Poniżej treść komunikatu urzędu miasta w tej sprawie.

W związku z licznymi sygnałami od mieszkańców Inowrocławia, w sprawie dużej ilości śniętych ryb w łowisku „Kozłówka”, informujemy, że ten staw dzierżawiony jest od maja 2021 roku przez Okręg Bydgoski Polskiego Związku Wędkarskiego. Po stronie dzierżawcy spoczywa pełna odpowiedzialność za utrzymanie porządku zbiornika i dbanie o ryby, a także regulację zasad gospodarki rybacko-wędkarskiej. Prawdopodobną przyczyną obecnej sytuacji jest „przyducha”, spowodowana panującymi w ostatnim czasie wysokimi temperaturami powietrza, które doprowadziły do zmniejszenia zawartości tlenu w wodzie.

Niezwłocznie po otrzymaniu zgłoszenia, na wniosek Prezydenta Inowrocławia, podjęte zostały odpowiednie działania przez Wydział Gospodarki Komunalnej, Środowiska i Rolnictwa Urzędu Miasta Inowrocławia oraz Straż Miejską. Ryby są wyławiane, a staw oczyszczany. Jednocześnie informujemy, że na nasz wniosek, Przedsiębiorstwo Wodociągów i Kanalizacji Sp. z.o.o. pobrało próbki wody ze stawu do badania. Pracownicy ww. wydziału, wspólnie z pracownikami PWiK, dodatkowo skontrolowali stan najbliższej przepompowni, znajdującej się przy ul. Wróblewskiego. Działa ona poprawnie, bez awarii. Jej komora była sucha. Absolutnie wykluczono możliwość jakiegokolwiek przelewu odpadów płynnych. W związku z zaistniałą sytuacją, Prezydent Miasta Inowrocławia podjął decyzję, że pompy na pozostałych stawach należących do Miasta (staw przy ul. Leona Czarlińskiego, Bolesława Krzywoustego, Kaula, staw w Szymborzu oraz zbiorniki w Parku Solankowym) będą pracować przez całą dobę, aby uniknąć podobnych sytuacji.
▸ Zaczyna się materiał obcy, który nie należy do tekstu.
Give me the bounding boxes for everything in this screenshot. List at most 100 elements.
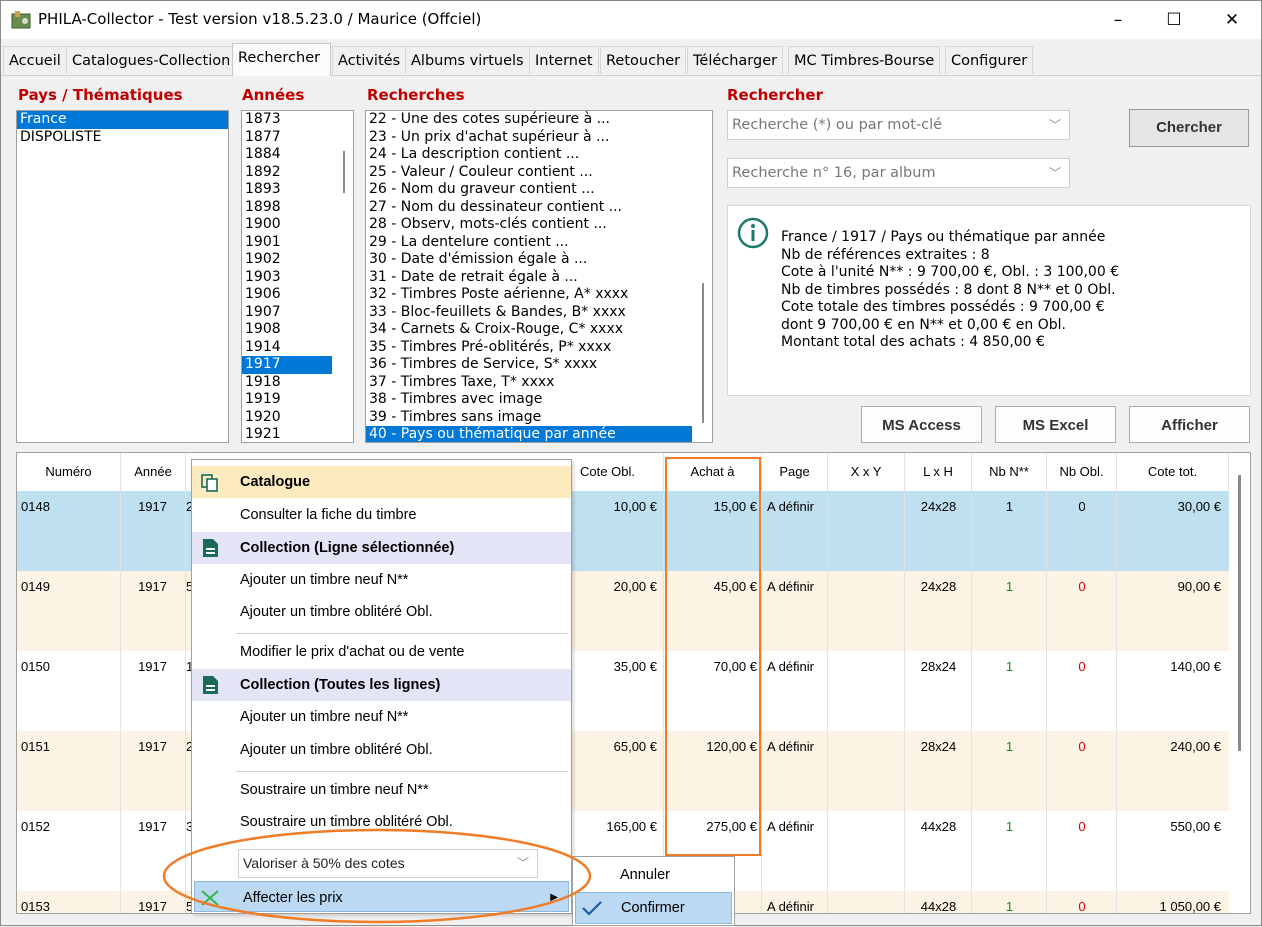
header-numero[interactable]: Numéro bbox=[17, 453, 121, 491]
list-item[interactable]: 34 - Carnets & Croix-Rouge, C* xxxx bbox=[366, 321, 692, 339]
list-item[interactable]: 1873 bbox=[242, 111, 332, 129]
menu-header-catalogue: Catalogue bbox=[192, 466, 571, 498]
tab-mc-timbres-bourse[interactable]: MC Timbres-Bourse bbox=[788, 46, 941, 74]
menu-ajouter-neuf[interactable]: Ajouter un timbre neuf N** bbox=[192, 564, 571, 596]
list-item[interactable]: 22 - Une des cotes supérieure à ... bbox=[366, 111, 692, 129]
pays-listbox[interactable]: France DISPOLISTE bbox=[16, 110, 229, 443]
column-divider bbox=[761, 651, 762, 731]
list-item[interactable]: 26 - Nom du graveur contient ... bbox=[366, 181, 692, 199]
list-item[interactable]: 1892 bbox=[242, 164, 332, 182]
header-cotetot[interactable]: Cote tot. bbox=[1117, 453, 1229, 491]
list-item[interactable]: 1893 bbox=[242, 181, 332, 199]
column-divider bbox=[761, 491, 762, 571]
list-item[interactable]: 1908 bbox=[242, 321, 332, 339]
cell-nbobl: 0 bbox=[1078, 739, 1086, 754]
list-item[interactable]: 39 - Timbres sans image bbox=[366, 409, 692, 427]
list-item[interactable]: 35 - Timbres Pré-oblitérés, P* xxxx bbox=[366, 339, 692, 357]
tab-albums-virtuels[interactable]: Albums virtuels bbox=[405, 46, 530, 74]
cell-lh: 28x24 bbox=[920, 739, 957, 754]
list-item[interactable]: 1906 bbox=[242, 286, 332, 304]
maximize-button[interactable]: ☐ bbox=[1151, 5, 1197, 35]
list-item[interactable]: 24 - La description contient ... bbox=[366, 146, 692, 164]
list-item[interactable]: 38 - Timbres avec image bbox=[366, 391, 692, 409]
list-item[interactable]: 1902 bbox=[242, 251, 332, 269]
list-item[interactable]: 1884 bbox=[242, 146, 332, 164]
list-item[interactable]: DISPOLISTE bbox=[17, 129, 228, 147]
cell-page: A définir bbox=[767, 499, 814, 514]
header-annee[interactable]: Année bbox=[121, 453, 186, 491]
minimize-button[interactable]: – bbox=[1095, 5, 1141, 35]
app-window: PHILA-Collector - Test version v18.5.23.… bbox=[0, 0, 1262, 926]
column-divider bbox=[761, 811, 762, 891]
tab-telecharger[interactable]: Télécharger bbox=[687, 46, 784, 74]
menu-ajouter-oblitere[interactable]: Ajouter un timbre oblitéré Obl. bbox=[192, 596, 571, 628]
grid-scrollbar-thumb[interactable] bbox=[1238, 475, 1241, 751]
menu-soustraire-neuf[interactable]: Soustraire un timbre neuf N** bbox=[192, 774, 571, 806]
list-item[interactable]: 1877 bbox=[242, 129, 332, 147]
tab-accueil[interactable]: Accueil bbox=[3, 46, 67, 74]
list-item[interactable]: 40 - Pays ou thématique par année bbox=[366, 426, 692, 442]
tab-rechercher[interactable]: Rechercher bbox=[232, 43, 331, 76]
menu-header-collection-selection: Collection (Ligne sélectionnée) bbox=[192, 532, 571, 564]
cell-lh: 24x28 bbox=[920, 499, 957, 514]
list-item[interactable]: 33 - Bloc-feuillets & Bandes, B* xxxx bbox=[366, 304, 692, 322]
cell-page: A définir bbox=[767, 659, 814, 674]
cell-nbobl: 0 bbox=[1078, 659, 1086, 674]
list-item[interactable]: 1917 bbox=[242, 356, 332, 374]
list-item[interactable]: 1914 bbox=[242, 339, 332, 357]
tab-retoucher[interactable]: Retoucher bbox=[600, 46, 687, 74]
list-item[interactable]: 1920 bbox=[242, 409, 332, 427]
list-item[interactable]: France bbox=[17, 111, 228, 129]
header-page[interactable]: Page bbox=[762, 453, 828, 491]
tab-internet[interactable]: Internet bbox=[529, 46, 599, 74]
header-nbobl[interactable]: Nb Obl. bbox=[1047, 453, 1117, 491]
tab-activites[interactable]: Activités bbox=[332, 46, 407, 74]
list-item[interactable]: 31 - Date de retrait égale à ... bbox=[366, 269, 692, 287]
afficher-button[interactable]: Afficher bbox=[1129, 406, 1250, 443]
cell-page: A définir bbox=[767, 579, 814, 594]
list-item[interactable]: 1900 bbox=[242, 216, 332, 234]
album-search-combo[interactable]: Recherche n° 16, par album ﹀ bbox=[727, 158, 1070, 188]
list-item[interactable]: 37 - Timbres Taxe, T* xxxx bbox=[366, 374, 692, 392]
ms-excel-button[interactable]: MS Excel bbox=[995, 406, 1116, 443]
recherches-scrollbar-thumb[interactable] bbox=[702, 283, 704, 423]
menu-ajouter-oblitere-all[interactable]: Ajouter un timbre oblitéré Obl. bbox=[192, 734, 571, 766]
list-item[interactable]: 27 - Nom du dessinateur contient ... bbox=[366, 199, 692, 217]
keyword-search-combo[interactable]: Recherche (*) ou par mot-clé ﹀ bbox=[727, 110, 1070, 140]
cell-cotetot: 90,00 € bbox=[1177, 579, 1221, 594]
column-divider bbox=[761, 731, 762, 811]
list-item[interactable]: 1919 bbox=[242, 391, 332, 409]
cell-nbobl: 0 bbox=[1078, 579, 1086, 594]
list-item[interactable]: 36 - Timbres de Service, S* xxxx bbox=[366, 356, 692, 374]
list-item[interactable]: 32 - Timbres Poste aérienne, A* xxxx bbox=[366, 286, 692, 304]
list-item[interactable]: 1918 bbox=[242, 374, 332, 392]
cell-numero: 0152 bbox=[21, 819, 50, 834]
recherches-listbox[interactable]: 22 - Une des cotes supérieure à ... 23 - … bbox=[365, 110, 713, 443]
list-item[interactable]: 1903 bbox=[242, 269, 332, 287]
list-item[interactable]: 23 - Un prix d'achat supérieur à ... bbox=[366, 129, 692, 147]
list-item[interactable]: 1898 bbox=[242, 199, 332, 217]
cell-annee: 1917 bbox=[138, 579, 167, 594]
annees-scrollbar-thumb[interactable] bbox=[343, 151, 345, 193]
cell-annee: 1917 bbox=[138, 659, 167, 674]
list-item[interactable]: 30 - Date d'émission égale à ... bbox=[366, 251, 692, 269]
annees-listbox[interactable]: 1873 1877 1884 1892 1893 1898 1900 1901 1902 1903… bbox=[241, 110, 354, 443]
tab-configurer[interactable]: Configurer bbox=[945, 46, 1034, 74]
header-lh[interactable]: L x H bbox=[905, 453, 972, 491]
tab-catalogues-collection[interactable]: Catalogues-Collection bbox=[66, 46, 237, 74]
chercher-button[interactable]: Chercher bbox=[1129, 109, 1249, 147]
header-nbn[interactable]: Nb N** bbox=[972, 453, 1047, 491]
menu-modifier-prix[interactable]: Modifier le prix d'achat ou de vente bbox=[192, 636, 571, 668]
list-item[interactable]: 25 - Valeur / Couleur contient ... bbox=[366, 164, 692, 182]
list-item[interactable]: 29 - La dentelure contient ... bbox=[366, 234, 692, 252]
list-item[interactable]: 1907 bbox=[242, 304, 332, 322]
menu-consulter-fiche[interactable]: Consulter la fiche du timbre bbox=[192, 499, 571, 531]
list-item[interactable]: 1901 bbox=[242, 234, 332, 252]
header-xy[interactable]: X x Y bbox=[828, 453, 905, 491]
menu-ajouter-neuf-all[interactable]: Ajouter un timbre neuf N** bbox=[192, 701, 571, 733]
close-button[interactable]: ✕ bbox=[1209, 5, 1255, 35]
list-item[interactable]: 28 - Observ, mots-clés contient ... bbox=[366, 216, 692, 234]
document-icon bbox=[203, 539, 218, 557]
list-item[interactable]: 1921 bbox=[242, 426, 332, 442]
ms-access-button[interactable]: MS Access bbox=[861, 406, 982, 443]
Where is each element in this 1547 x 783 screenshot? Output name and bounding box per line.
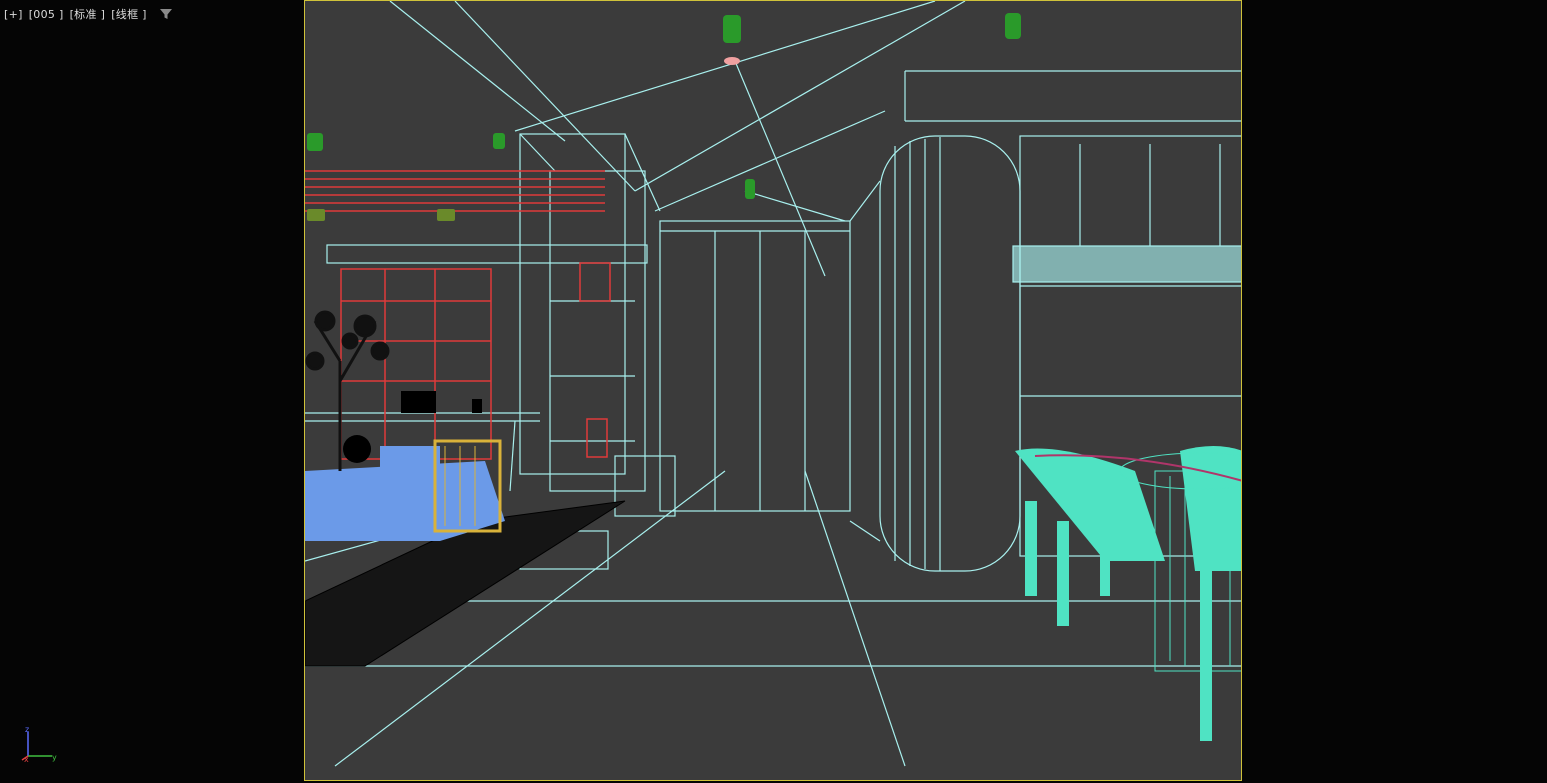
viewport-display-mode-menu[interactable]: [线框 ]	[111, 6, 147, 22]
viewport-shading-menu[interactable]: [标准 ]	[70, 6, 106, 22]
wireframe-scene[interactable]	[305, 1, 1242, 781]
axis-x-label: x	[24, 755, 29, 764]
viewport-label-bar: [+] [005 ] [标准 ] [线框 ]	[4, 6, 173, 22]
viewport-plus-menu[interactable]: [+]	[4, 8, 23, 21]
dining-chairs	[1015, 446, 1241, 741]
viewport-frame[interactable]	[304, 0, 1242, 781]
axis-z-label: z	[25, 725, 29, 734]
axis-y-label: y	[52, 753, 57, 762]
viewport-camera-menu[interactable]: [005 ]	[29, 8, 64, 21]
sofa	[305, 435, 505, 541]
filter-icon[interactable]	[159, 7, 173, 21]
axis-gizmo: z x y	[21, 725, 57, 764]
ceiling-lights	[307, 13, 1021, 221]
- Chcemy w ten sposób uniknąć lub choćby ograniczyć skutki podobnego problemu, który może wystąpić w pozostałych zbiornikach na terenie Inowrocławia. Jednocześnie proszę o wyrozumiałość tych mieszkańców, którzy protestowali w sprawie nocnego hałasu spowodowanego działaniem pomp. Nieraz musimy dokonywać optymalnych wyborów - mówi Ryszard Brejza.